23. September 2019

Mit zunehmender Jugend

Bänz Friedli (54) hört Bob Dylan und Breitbild. Hier kannst du dich mit dem Kolumnisten und seinen Leser*innen austauschen und findest die vom Autor gelesene Hörkolumne.

Bänz Friedli hört Radio

Sie hätten sich oft Musik von Bündner Rappern angehört, erzählte der Flimser Andri Ragettli unlängst am Radio. Der Sender SRF3 hatte ihn gebeten, seine Schweizer Lieblingslieder vorzustellen, und da dominierten Künstler aus seinem Heimatkanton. «Woni jung gsy bin, hemmar halt mega vil vu dena Bündner Songs glost», sagte er.

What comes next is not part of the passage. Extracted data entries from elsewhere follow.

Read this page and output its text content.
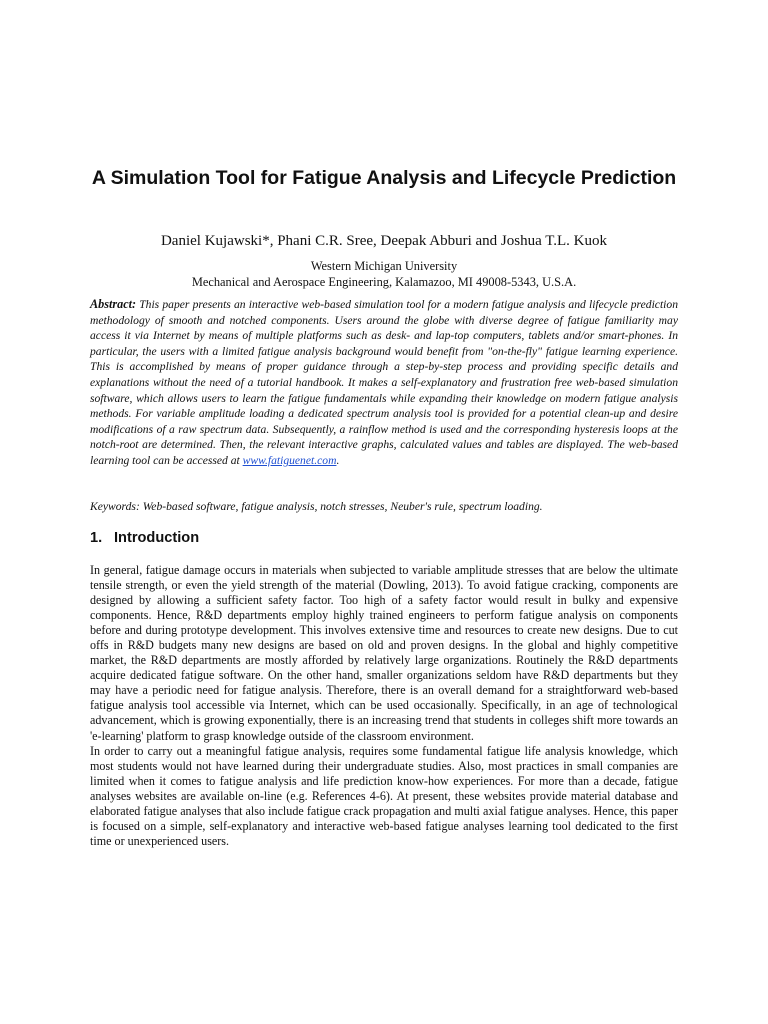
A Simulation Tool for Fatigue Analysis and Lifecycle Prediction

Daniel Kujawski*, Phani C.R. Sree, Deepak Abburi and Joshua T.L. Kuok

Western Michigan University
Mechanical and Aerospace Engineering, Kalamazoo, MI 49008-5343, U.S.A.

Abstract: This paper presents an interactive web-based simulation tool for a modern fatigue analysis and lifecycle prediction methodology of smooth and notched components. Users around the globe with diverse degree of fatigue familiarity may access it via Internet by means of multiple platforms such as desk- and lap-top computers, tablets and/or smart-phones. In particular, the users with a limited fatigue analysis background would benefit from "on-the-fly" fatigue learning experience. This is accomplished by means of proper guidance through a step-by-step process and providing specific details and explanations without the need of a tutorial handbook. It makes a self-explanatory and frustration free web-based simulation software, which allows users to learn the fatigue fundamentals while expanding their knowledge on modern fatigue analysis methods. For variable amplitude loading a dedicated spectrum analysis tool is provided for a potential clean-up and desire modifications of a raw spectrum data. Subsequently, a rainflow method is used and the corresponding hysteresis loops at the notch-root are determined. Then, the relevant interactive graphs, calculated values and tables are displayed. The web-based learning tool can be accessed at www.fatiguenet.com.

Keywords: Web-based software, fatigue analysis, notch stresses, Neuber's rule, spectrum loading.

1. Introduction

In general, fatigue damage occurs in materials when subjected to variable amplitude stresses that are below the ultimate tensile strength, or even the yield strength of the material (Dowling, 2013). To avoid fatigue cracking, components are designed by allowing a sufficient safety factor. Too high of a safety factor would result in bulky and expensive components. Hence, R&D departments employ highly trained engineers to perform fatigue analysis on components before and during prototype development. This involves extensive time and resources to create new designs. Due to cut offs in R&D budgets many new designs are based on old and proven designs. In the global and highly competitive market, the R&D departments are mostly afforded by relatively large organizations. Routinely the R&D departments acquire dedicated fatigue software. On the other hand, smaller organizations seldom have R&D departments but they may have a periodic need for fatigue analysis. Therefore, there is an overall demand for a straightforward web-based fatigue analysis tool accessible via Internet, which can be used occasionally. Specifically, in an age of technological advancement, which is growing exponentially, there is an increasing trend that students in colleges shift more towards an 'e-learning' platform to grasp knowledge outside of the classroom environment.

In order to carry out a meaningful fatigue analysis, requires some fundamental fatigue life analysis knowledge, which most students would not have learned during their undergraduate studies. Also, most practices in small companies are limited when it comes to fatigue analysis and life prediction know-how experiences. For more than a decade, fatigue analyses websites are available on-line (e.g. References 4-6). At present, these websites provide material database and elaborated fatigue analyses that also include fatigue crack propagation and multi axial fatigue analyses. Hence, this paper is focused on a simple, self-explanatory and interactive web-based fatigue analyses learning tool dedicated to the first time or unexperienced users.
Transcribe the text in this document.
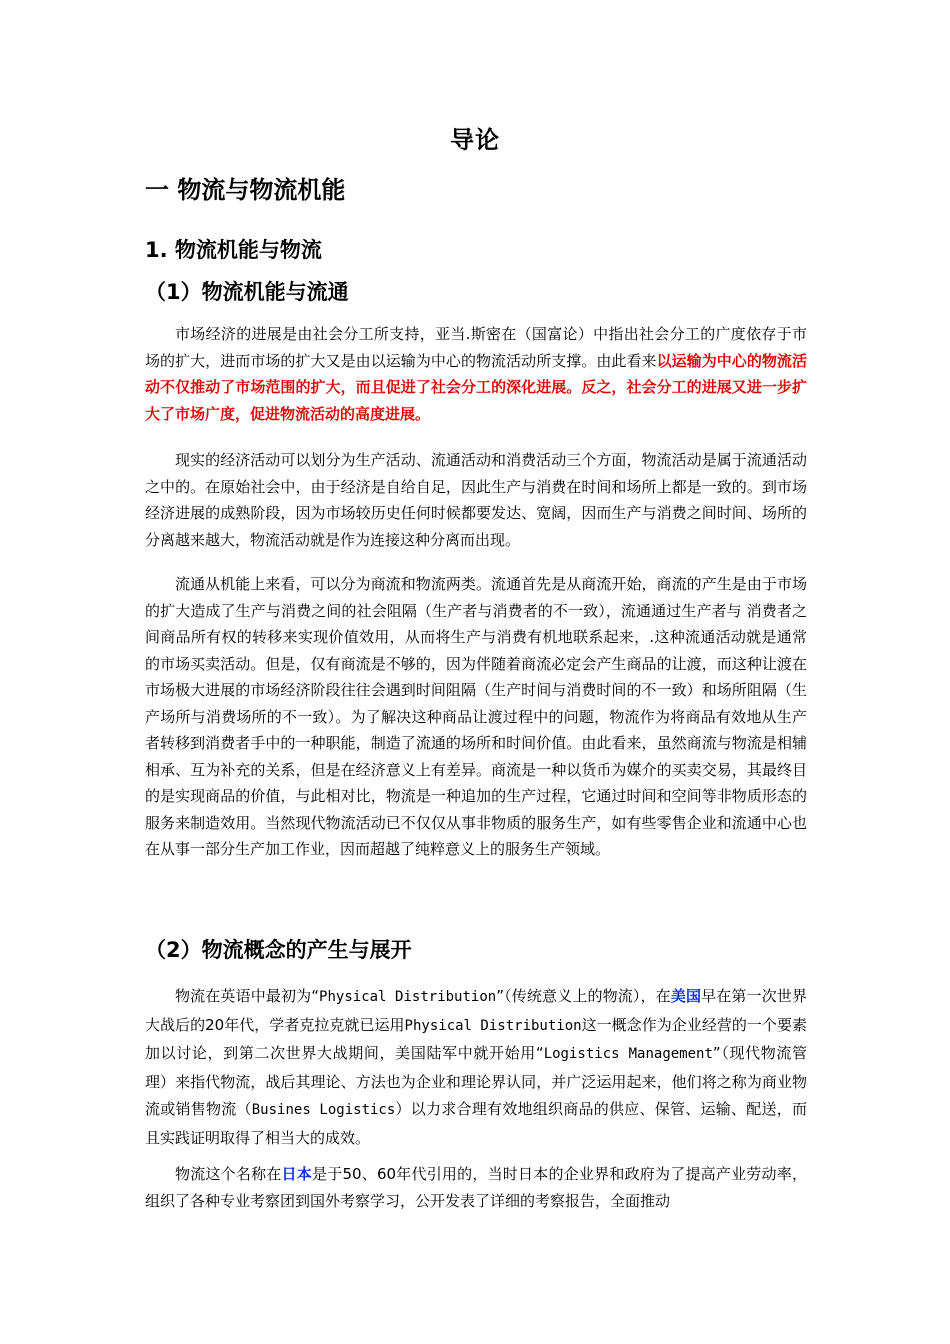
导论
一 物流与物流机能
1. 物流机能与物流
（1）物流机能与流通

市场经济的进展是由社会分工所支持，亚当.斯密在（国富论）中指出社会分工的广度依存于市场的扩大，进而市场的扩大又是由以运输为中心的物流活动所支撑。由此看来以运输为中心的物流活动不仅推动了市场范围的扩大，而且促进了社会分工的深化进展。反之，社会分工的进展又进一步扩大了市场广度，促进物流活动的高度进展。

现实的经济活动可以划分为生产活动、流通活动和消费活动三个方面，物流活动是属于流通活动之中的。在原始社会中，由于经济是自给自足，因此生产与消费在时间和场所上都是一致的。到市场经济进展的成熟阶段，因为市场较历史任何时候都要发达、宽阔，因而生产与消费之间时间、场所的分离越来越大，物流活动就是作为连接这种分离而出现。

流通从机能上来看，可以分为商流和物流两类。流通首先是从商流开始，商流的产生是由于市场的扩大造成了生产与消费之间的社会阻隔（生产者与消费者的不一致），流通通过生产者与 消费者之间商品所有权的转移来实现价值效用，从而将生产与消费有机地联系起来，.这种流通活动就是通常的市场买卖活动。但是，仅有商流是不够的，因为伴随着商流必定会产生商品的让渡，而这种让渡在市场极大进展的市场经济阶段往往会遇到时间阻隔（生产时间与消费时间的不一致）和场所阻隔（生产场所与消费场所的不一致）。为了解决这种商品让渡过程中的问题，物流作为将商品有效地从生产者转移到消费者手中的一种职能，制造了流通的场所和时间价值。由此看来，虽然商流与物流是相辅相承、互为补充的关系，但是在经济意义上有差异。商流是一种以货币为媒介的买卖交易，其最终目的是实现商品的价值，与此相对比，物流是一种追加的生产过程，它通过时间和空间等非物质形态的服务来制造效用。当然现代物流活动已不仅仅从事非物质的服务生产，如有些零售企业和流通中心也在从事一部分生产加工作业，因而超越了纯粹意义上的服务生产领域。

（2）物流概念的产生与展开

物流在英语中最初为“Physical Distribution”（传统意义上的物流），在美国早在第一次世界大战后的20年代，学者克拉克就已运用Physical Distribution这一概念作为企业经营的一个要素加以讨论，到第二次世界大战期间，美国陆军中就开始用“Logistics Management”（现代物流管理）来指代物流，战后其理论、方法也为企业和理论界认同，并广泛运用起来，他们将之称为商业物流或销售物流（Busines Logistics）以力求合理有效地组织商品的供应、保管、运输、配送，而且实践证明取得了相当大的成效。

物流这个名称在日本是于50、60年代引用的，当时日本的企业界和政府为了提高产业劳动率，组织了各种专业考察团到国外考察学习，公开发表了详细的考察报告，全面推动
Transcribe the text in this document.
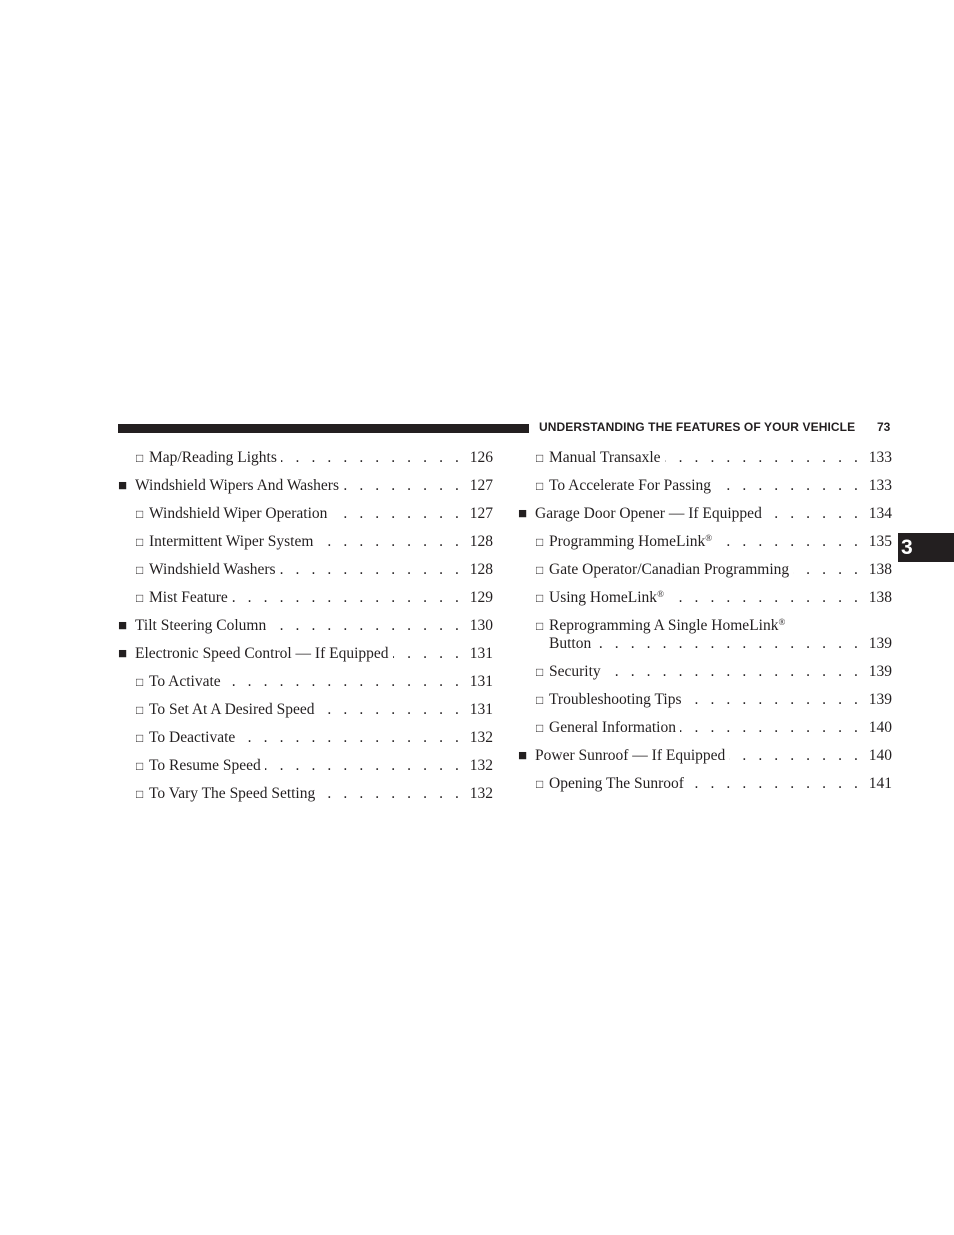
UNDERSTANDING THE FEATURES OF YOUR VEHICLE 73
3
□ Map/Reading Lights . . .	126
■ Windshield Wipers And Washers . . .	127
□ Windshield Wiper Operation . . .	127
□ Intermittent Wiper System . . .	128
□ Windshield Washers . . .	128
□ Mist Feature . . .	129
■ Tilt Steering Column . . .	130
■ Electronic Speed Control — If Equipped . . .	131
□ To Activate . . .	131
□ To Set At A Desired Speed . . .	131
□ To Deactivate . . .	132
□ To Resume Speed . . .	132
□ To Vary The Speed Setting . . .	132
□ Manual Transaxle . . .	133
□ To Accelerate For Passing . . .	133
■ Garage Door Opener — If Equipped . . .	134
□ Programming HomeLink® . . .	135
□ Gate Operator/Canadian Programming . . .	138
□ Using HomeLink® . . .	138
□ Reprogramming A Single HomeLink®
Button . . .	139
□ Security . . .	139
□ Troubleshooting Tips . . .	139
□ General Information . . .	140
■ Power Sunroof — If Equipped . . .	140
□ Opening The Sunroof . . .	141
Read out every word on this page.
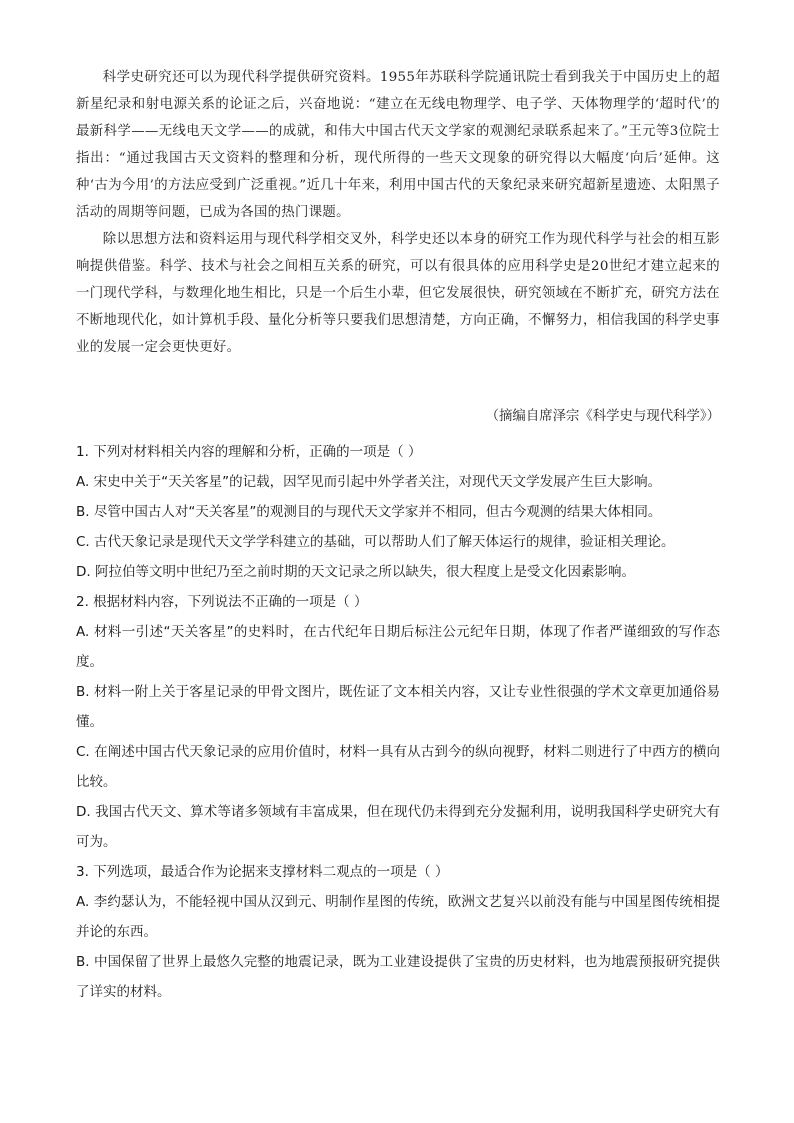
科学史研究还可以为现代科学提供研究资料。1955年苏联科学院通讯院士看到我关于中国历史上的超新星纪录和射电源关系的论证之后，兴奋地说：“建立在无线电物理学、电子学、天体物理学的‘超时代’的最新科学——无线电天文学——的成就，和伟大中国古代天文学家的观测纪录联系起来了。”王元等3位院士指出：“通过我国古天文资料的整理和分析，现代所得的一些天文现象的研究得以大幅度‘向后’延伸。这种‘古为今用’的方法应受到广泛重视。”近几十年来，利用中国古代的天象纪录来研究超新星遗迹、太阳黑子活动的周期等问题，已成为各国的热门课题。

除以思想方法和资料运用与现代科学相交叉外，科学史还以本身的研究工作为现代科学与社会的相互影响提供借鉴。科学、技术与社会之间相互关系的研究，可以有很具体的应用科学史是20世纪才建立起来的一门现代学科，与数理化地生相比，只是一个后生小辈，但它发展很快，研究领域在不断扩充，研究方法在不断地现代化，如计算机手段、量化分析等只要我们思想清楚，方向正确，不懈努力，相信我国的科学史事业的发展一定会更快更好。

（摘编自席泽宗《科学史与现代科学》）

1. 下列对材料相关内容的理解和分析，正确的一项是（ ）

A. 宋史中关于“天关客星”的记载，因罕见而引起中外学者关注，对现代天文学发展产生巨大影响。

B. 尽管中国古人对“天关客星”的观测目的与现代天文学家并不相同，但古今观测的结果大体相同。

C. 古代天象记录是现代天文学学科建立的基础，可以帮助人们了解天体运行的规律，验证相关理论。

D. 阿拉伯等文明中世纪乃至之前时期的天文记录之所以缺失，很大程度上是受文化因素影响。

2. 根据材料内容，下列说法不正确的一项是（ ）

A. 材料一引述“天关客星”的史料时，在古代纪年日期后标注公元纪年日期，体现了作者严谨细致的写作态度。

B. 材料一附上关于客星记录的甲骨文图片，既佐证了文本相关内容，又让专业性很强的学术文章更加通俗易懂。

C. 在阐述中国古代天象记录的应用价值时，材料一具有从古到今的纵向视野，材料二则进行了中西方的横向比较。

D. 我国古代天文、算术等诸多领域有丰富成果，但在现代仍未得到充分发掘利用，说明我国科学史研究大有可为。

3. 下列选项，最适合作为论据来支撑材料二观点的一项是（ ）

A. 李约瑟认为，不能轻视中国从汉到元、明制作星图的传统，欧洲文艺复兴以前没有能与中国星图传统相提并论的东西。

B. 中国保留了世界上最悠久完整的地震记录，既为工业建设提供了宝贵的历史材料，也为地震预报研究提供了详实的材料。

Andri Ragettli? Das ist der Freestyle-Skier, der als erster Mensch den «Quadruple Cork 1980 Safety Grab» gelandet hat, einen absolut tollkühnen Sprung mit vier Rückwärtssalti und fünfeinhalb Drehungen. Derjenige, dem eine Viertelmillion Follower zuschauen, wenn er auf Instagram seine neuesten Kapriolen auf und abseits der Piste vollführt; wenn er sich etwa auf Ski einen Berg hochziehen lässt – auf Geröll statt auf Schnee. Der kecke Blondschopf, der Aufsehen erregt; diesen Sommer zum Beispiel, indem er sich in den verrücktesten Posen und Verrenkungen von Zürcher Brücken in die Limmat stürzte, so akrobatisch, dass es für uns Normalbewegliche kaum nachahmenswert ist. Doch das müssen Sie sich alles nicht merken. Bemerkenswert an Ragettlis Begründung, weshalb er sich den «Superschwizer» von Gimma wünschte, «Für 1 hets immer no glangt» von Breitbild und einen rätoromanischen Titel von Mattiu Defuns, bemerkenswert an seinem «Woni jung gsy bin …» war etwas anderes: Ragettli ist jung. Eben wurde er 21. Und redet von früher, als spräche er von einer fernen Vergangenheit.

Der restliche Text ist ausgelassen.